Except, as we’ve seen repeatedly, when DNA evidence proves otherwise years later. There is no new DNA evidence in the JFK murder, but there are hundreds of government documents, eyewitness accounts, personal diaries and stories that have become available that point to other possibilities.
We’ll probably never know for certain exactly what happened or why, but it is indeed foolish to discount this mountain of evidence without looking at it and publicly discussing the findings and the ramifications.
Jim Douglas, in his book JFK and the Unspeakable, documents much of this previously unknown evidence and includes thousands of specific footnotes – more than 100 pages – listing sources that tell a much different version than the one widely disseminated after the tragic act. These notes, including fascinating writings from the personal diary of former Massachusetts senator, UN and Vietnam ambassador, and 1964 presidential hopeful Henry Cabot Lodge, also describe Kennedy’s term in office, his personal transformation, his challenges and his hopes for the future of this country.
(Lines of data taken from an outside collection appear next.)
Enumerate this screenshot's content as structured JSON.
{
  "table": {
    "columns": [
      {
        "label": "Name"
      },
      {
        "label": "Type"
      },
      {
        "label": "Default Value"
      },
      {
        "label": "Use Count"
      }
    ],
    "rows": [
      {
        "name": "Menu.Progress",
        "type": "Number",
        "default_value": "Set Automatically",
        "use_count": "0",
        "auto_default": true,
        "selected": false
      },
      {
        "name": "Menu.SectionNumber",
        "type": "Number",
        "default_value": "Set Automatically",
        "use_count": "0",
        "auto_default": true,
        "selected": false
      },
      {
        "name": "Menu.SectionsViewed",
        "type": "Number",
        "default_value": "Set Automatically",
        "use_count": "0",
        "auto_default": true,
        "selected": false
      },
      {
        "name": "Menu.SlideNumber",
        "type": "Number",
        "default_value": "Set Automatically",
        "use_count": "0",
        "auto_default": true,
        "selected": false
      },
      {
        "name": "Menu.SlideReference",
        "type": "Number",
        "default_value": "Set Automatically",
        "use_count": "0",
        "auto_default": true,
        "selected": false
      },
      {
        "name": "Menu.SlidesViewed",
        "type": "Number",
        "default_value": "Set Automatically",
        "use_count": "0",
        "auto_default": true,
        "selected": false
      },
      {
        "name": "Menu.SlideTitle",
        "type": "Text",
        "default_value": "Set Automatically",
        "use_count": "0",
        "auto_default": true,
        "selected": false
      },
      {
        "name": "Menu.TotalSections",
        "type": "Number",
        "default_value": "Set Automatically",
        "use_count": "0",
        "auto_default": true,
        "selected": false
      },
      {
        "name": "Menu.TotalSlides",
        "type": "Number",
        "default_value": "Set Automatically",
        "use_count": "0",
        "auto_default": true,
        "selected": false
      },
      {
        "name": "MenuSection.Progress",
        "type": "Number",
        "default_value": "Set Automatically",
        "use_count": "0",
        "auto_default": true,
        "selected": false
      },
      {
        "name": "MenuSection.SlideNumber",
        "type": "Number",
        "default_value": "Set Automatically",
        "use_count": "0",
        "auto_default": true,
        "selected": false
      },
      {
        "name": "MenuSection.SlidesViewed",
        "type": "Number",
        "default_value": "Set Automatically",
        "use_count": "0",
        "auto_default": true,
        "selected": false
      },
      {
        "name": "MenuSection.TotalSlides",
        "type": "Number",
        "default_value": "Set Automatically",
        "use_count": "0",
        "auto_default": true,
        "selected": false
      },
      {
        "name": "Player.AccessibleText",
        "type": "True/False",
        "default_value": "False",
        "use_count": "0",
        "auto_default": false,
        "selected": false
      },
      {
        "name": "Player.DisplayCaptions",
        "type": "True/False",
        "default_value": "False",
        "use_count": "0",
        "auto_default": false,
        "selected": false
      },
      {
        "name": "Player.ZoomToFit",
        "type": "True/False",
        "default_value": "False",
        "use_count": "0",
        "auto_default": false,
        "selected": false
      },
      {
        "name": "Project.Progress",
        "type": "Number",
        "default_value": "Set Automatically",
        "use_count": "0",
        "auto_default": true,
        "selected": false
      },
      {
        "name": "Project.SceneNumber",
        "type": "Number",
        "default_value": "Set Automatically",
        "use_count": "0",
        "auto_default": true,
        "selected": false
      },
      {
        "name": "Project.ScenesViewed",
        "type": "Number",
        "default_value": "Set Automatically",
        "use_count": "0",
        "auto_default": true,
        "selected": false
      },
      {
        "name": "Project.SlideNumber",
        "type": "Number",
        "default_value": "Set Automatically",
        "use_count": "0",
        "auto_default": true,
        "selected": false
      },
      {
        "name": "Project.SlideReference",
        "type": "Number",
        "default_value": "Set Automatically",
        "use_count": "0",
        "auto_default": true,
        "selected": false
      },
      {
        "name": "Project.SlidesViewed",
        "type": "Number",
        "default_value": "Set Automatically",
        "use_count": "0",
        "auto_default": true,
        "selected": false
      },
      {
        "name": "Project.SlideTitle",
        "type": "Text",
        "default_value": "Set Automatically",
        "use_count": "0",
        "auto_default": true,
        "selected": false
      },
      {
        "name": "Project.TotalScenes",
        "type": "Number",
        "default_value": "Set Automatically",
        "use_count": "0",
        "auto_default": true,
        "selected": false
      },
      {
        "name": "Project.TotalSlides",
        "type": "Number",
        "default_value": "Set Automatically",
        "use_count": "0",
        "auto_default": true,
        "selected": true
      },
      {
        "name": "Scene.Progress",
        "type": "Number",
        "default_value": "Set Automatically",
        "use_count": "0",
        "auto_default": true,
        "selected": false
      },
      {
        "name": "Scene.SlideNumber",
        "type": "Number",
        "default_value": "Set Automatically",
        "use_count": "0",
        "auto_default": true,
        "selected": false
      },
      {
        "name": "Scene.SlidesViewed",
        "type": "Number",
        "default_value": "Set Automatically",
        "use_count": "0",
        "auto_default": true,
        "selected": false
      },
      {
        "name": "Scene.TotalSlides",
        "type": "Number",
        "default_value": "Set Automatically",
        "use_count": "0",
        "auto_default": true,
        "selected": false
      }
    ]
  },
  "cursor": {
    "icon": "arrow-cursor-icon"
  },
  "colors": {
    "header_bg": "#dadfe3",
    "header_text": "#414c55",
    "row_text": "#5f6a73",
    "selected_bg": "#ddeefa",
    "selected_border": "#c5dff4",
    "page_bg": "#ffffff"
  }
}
This vision is especially important now. Between the endless War on Terror, the unveiling of the NSA, the race for more and more fossil fuel sources no matter the cost, the budget crisis both made up and real, and the overarching challenges of global climate change, we are looking at a world with overwhelming problems.
John F. Kennedy had a vision of a different world, one we need to find again. Discounting as looney the people who are publicizing and studying newly available evidence of his assassination, what it means and what we can learn from it, is indeed foolish.